The photo is so suggestive, it’s hard to know what to talk about first.
Do you start with the whitesplaining? the mansplaining? the insistence on the white man’s rendition of history?
What about the generation gap?
Or, the gap between the old guard and the “Defund the Police” bandanna?
Perhaps, with the white guy more proximate to the waste bin?
Or who has the greater exposure to the virus?
What about the difference in agitation–in contrast to who’s more typically labeled “worked up.”

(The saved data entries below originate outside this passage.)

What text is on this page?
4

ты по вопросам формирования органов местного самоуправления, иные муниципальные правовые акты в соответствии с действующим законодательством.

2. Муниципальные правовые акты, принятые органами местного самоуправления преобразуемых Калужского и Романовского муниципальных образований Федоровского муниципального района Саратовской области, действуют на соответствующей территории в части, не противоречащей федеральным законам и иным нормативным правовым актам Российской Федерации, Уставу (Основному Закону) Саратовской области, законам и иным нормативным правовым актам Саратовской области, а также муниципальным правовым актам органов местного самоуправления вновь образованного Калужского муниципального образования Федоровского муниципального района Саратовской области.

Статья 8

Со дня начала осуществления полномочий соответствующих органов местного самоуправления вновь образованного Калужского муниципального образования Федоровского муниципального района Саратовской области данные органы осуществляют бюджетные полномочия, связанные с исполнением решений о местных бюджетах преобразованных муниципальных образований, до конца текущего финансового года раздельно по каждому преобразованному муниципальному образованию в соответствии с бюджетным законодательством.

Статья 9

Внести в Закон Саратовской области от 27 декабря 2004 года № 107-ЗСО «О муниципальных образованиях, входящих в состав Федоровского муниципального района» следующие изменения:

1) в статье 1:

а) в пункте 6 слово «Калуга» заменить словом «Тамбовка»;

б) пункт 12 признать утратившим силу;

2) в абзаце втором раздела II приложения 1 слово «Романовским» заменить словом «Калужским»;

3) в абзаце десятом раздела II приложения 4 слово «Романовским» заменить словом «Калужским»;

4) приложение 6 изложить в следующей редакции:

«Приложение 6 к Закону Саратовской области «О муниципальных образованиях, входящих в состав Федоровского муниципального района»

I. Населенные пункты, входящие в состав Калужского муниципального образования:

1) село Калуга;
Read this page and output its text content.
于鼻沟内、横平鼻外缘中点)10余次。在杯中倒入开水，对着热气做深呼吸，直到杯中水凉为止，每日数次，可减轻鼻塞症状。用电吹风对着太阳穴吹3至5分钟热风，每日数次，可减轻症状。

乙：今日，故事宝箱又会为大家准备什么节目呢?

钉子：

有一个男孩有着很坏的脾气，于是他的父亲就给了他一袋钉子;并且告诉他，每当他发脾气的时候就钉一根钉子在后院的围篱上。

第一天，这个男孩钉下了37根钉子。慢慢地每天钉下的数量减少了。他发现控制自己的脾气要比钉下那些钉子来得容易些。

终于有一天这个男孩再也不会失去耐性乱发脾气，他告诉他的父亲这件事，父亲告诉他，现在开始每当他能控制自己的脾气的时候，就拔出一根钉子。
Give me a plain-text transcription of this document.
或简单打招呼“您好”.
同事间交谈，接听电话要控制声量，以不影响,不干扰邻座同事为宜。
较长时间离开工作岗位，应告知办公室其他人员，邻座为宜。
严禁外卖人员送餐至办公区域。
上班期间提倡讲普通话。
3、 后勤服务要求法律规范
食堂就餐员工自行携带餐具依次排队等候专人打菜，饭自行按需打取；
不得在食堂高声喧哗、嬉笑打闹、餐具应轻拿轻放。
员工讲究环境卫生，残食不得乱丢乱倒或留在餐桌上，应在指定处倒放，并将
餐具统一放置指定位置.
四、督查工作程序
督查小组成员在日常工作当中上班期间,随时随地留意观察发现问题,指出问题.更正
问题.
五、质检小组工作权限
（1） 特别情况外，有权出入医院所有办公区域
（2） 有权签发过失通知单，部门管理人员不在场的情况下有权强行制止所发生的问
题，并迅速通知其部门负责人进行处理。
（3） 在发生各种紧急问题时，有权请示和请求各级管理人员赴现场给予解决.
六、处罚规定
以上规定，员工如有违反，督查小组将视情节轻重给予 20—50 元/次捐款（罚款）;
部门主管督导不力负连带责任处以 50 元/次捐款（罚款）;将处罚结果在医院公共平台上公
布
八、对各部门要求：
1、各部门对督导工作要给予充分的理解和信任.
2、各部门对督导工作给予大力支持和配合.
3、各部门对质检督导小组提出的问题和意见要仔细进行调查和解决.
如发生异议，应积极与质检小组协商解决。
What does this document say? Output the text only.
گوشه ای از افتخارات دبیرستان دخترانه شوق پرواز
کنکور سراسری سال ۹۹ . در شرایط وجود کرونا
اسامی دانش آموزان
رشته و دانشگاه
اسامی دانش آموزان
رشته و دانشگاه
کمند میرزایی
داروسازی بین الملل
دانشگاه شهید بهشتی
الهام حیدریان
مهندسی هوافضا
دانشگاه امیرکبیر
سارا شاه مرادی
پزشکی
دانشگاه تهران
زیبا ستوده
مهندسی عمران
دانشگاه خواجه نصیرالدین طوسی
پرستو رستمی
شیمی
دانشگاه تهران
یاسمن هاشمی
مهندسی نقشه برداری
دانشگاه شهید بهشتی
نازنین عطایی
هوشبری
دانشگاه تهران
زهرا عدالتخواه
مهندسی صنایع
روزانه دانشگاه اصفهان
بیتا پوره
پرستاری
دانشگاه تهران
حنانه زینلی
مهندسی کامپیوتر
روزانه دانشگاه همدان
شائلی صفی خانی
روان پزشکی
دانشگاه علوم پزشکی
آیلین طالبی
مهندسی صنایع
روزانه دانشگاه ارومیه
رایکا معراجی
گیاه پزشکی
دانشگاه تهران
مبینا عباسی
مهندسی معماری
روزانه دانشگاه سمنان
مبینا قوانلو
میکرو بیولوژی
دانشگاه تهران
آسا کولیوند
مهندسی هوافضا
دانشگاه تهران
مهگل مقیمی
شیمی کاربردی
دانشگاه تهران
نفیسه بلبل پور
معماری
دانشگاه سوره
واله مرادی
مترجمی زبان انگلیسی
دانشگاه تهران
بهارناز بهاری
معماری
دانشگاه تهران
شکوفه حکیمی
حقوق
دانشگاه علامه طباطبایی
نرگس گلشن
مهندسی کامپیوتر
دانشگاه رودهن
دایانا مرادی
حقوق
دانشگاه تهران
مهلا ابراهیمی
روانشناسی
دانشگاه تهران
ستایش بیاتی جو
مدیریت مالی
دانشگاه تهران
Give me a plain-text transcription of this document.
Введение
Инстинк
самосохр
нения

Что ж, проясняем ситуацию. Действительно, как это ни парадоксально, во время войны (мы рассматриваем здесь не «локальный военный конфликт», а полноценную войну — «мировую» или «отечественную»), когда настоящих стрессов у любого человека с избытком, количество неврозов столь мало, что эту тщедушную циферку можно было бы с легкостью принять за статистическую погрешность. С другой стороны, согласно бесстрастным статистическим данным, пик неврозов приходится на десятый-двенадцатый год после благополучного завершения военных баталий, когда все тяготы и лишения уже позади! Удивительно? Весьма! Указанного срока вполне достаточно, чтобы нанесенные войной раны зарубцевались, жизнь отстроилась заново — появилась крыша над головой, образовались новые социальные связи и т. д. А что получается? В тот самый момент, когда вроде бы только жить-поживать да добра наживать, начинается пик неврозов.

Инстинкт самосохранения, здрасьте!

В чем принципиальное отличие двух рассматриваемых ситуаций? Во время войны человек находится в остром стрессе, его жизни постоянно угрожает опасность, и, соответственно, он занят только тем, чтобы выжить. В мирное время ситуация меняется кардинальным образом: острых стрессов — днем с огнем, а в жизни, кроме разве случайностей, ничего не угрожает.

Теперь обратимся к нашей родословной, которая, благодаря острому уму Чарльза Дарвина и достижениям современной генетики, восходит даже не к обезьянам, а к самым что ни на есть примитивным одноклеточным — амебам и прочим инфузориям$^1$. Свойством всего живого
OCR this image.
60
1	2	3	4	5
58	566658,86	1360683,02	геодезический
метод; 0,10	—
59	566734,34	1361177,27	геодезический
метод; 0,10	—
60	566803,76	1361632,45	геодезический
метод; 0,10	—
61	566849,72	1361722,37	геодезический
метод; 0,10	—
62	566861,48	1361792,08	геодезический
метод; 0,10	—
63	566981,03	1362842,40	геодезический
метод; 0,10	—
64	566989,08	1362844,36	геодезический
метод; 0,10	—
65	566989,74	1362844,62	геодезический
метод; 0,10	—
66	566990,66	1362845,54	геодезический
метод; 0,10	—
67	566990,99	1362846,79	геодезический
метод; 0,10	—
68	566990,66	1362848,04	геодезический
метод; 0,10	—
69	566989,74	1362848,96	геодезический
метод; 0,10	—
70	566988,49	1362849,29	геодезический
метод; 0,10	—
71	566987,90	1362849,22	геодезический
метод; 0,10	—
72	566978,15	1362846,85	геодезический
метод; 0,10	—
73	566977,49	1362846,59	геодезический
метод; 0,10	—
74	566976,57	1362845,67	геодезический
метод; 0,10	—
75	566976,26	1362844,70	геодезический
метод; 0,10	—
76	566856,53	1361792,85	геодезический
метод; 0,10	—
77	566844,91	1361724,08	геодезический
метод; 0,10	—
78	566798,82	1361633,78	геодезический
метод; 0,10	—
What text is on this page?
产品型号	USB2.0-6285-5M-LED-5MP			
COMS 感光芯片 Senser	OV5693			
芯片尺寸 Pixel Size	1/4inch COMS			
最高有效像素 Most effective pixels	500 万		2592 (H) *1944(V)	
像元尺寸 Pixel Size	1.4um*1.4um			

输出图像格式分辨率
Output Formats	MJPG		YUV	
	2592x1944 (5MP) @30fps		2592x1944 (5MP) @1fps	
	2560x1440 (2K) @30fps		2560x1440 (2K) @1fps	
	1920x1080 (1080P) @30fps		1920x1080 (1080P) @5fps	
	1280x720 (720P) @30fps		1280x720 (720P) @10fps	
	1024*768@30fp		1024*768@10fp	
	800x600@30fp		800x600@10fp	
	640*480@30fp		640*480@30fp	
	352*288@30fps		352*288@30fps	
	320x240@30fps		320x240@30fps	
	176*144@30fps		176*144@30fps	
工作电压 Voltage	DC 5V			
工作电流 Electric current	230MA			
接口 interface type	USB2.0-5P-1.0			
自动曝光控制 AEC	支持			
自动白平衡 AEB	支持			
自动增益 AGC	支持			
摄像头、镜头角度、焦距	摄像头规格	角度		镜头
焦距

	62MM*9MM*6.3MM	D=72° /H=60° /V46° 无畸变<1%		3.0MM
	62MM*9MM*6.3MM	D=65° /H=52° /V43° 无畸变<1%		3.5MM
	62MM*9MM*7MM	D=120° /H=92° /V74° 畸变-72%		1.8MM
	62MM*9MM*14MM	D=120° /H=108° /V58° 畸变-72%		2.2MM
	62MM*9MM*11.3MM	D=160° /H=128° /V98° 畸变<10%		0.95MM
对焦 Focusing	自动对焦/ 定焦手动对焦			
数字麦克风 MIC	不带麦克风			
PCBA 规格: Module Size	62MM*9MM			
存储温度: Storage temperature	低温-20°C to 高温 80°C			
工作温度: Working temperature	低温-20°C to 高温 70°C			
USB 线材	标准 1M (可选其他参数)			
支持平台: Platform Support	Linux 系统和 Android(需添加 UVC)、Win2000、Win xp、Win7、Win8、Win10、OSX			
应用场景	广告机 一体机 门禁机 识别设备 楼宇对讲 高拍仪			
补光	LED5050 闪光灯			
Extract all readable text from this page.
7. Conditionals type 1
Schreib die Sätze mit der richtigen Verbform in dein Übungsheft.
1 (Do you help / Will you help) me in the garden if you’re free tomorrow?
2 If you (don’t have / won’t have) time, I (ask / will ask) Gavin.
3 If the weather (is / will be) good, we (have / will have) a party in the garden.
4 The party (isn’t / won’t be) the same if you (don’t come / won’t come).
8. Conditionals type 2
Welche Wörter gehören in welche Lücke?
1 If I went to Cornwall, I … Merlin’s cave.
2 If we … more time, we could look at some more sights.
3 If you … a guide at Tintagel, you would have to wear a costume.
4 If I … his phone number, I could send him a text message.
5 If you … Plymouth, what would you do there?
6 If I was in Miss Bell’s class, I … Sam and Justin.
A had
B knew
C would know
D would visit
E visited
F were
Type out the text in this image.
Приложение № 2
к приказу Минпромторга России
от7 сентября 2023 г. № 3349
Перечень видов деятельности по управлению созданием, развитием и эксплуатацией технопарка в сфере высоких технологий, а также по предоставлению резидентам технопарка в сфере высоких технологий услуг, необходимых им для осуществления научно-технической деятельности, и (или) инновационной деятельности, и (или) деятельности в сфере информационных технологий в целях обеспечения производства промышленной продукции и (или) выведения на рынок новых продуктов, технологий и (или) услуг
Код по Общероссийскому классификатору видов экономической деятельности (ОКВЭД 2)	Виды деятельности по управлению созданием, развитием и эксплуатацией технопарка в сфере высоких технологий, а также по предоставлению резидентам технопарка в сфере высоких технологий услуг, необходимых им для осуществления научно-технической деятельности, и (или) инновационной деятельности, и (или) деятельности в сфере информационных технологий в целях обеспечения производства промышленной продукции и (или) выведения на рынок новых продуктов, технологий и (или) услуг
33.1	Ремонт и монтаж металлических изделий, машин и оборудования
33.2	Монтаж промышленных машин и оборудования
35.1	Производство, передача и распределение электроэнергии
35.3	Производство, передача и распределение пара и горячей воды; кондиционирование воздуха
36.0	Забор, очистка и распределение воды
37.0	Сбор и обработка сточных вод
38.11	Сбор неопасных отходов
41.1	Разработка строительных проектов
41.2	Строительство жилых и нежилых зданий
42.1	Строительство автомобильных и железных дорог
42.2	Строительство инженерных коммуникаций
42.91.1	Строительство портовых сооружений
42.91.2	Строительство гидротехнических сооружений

What about the effect of the man’s hand seeming to almost join Lincoln’s, as if to bond over the “freed” slave. “You can’t find the same reverence?” the white citizen seems to ask, as the low figure on the statue, representing–to her, at least–the black man stripped of everything, freed with nothing, and facing a lifetime of inhumanity, violence, and economic slavery.
And what about the more powerful and grounded frontwise stance on top of the look to the heavens that says “I (or we) have heard enough”?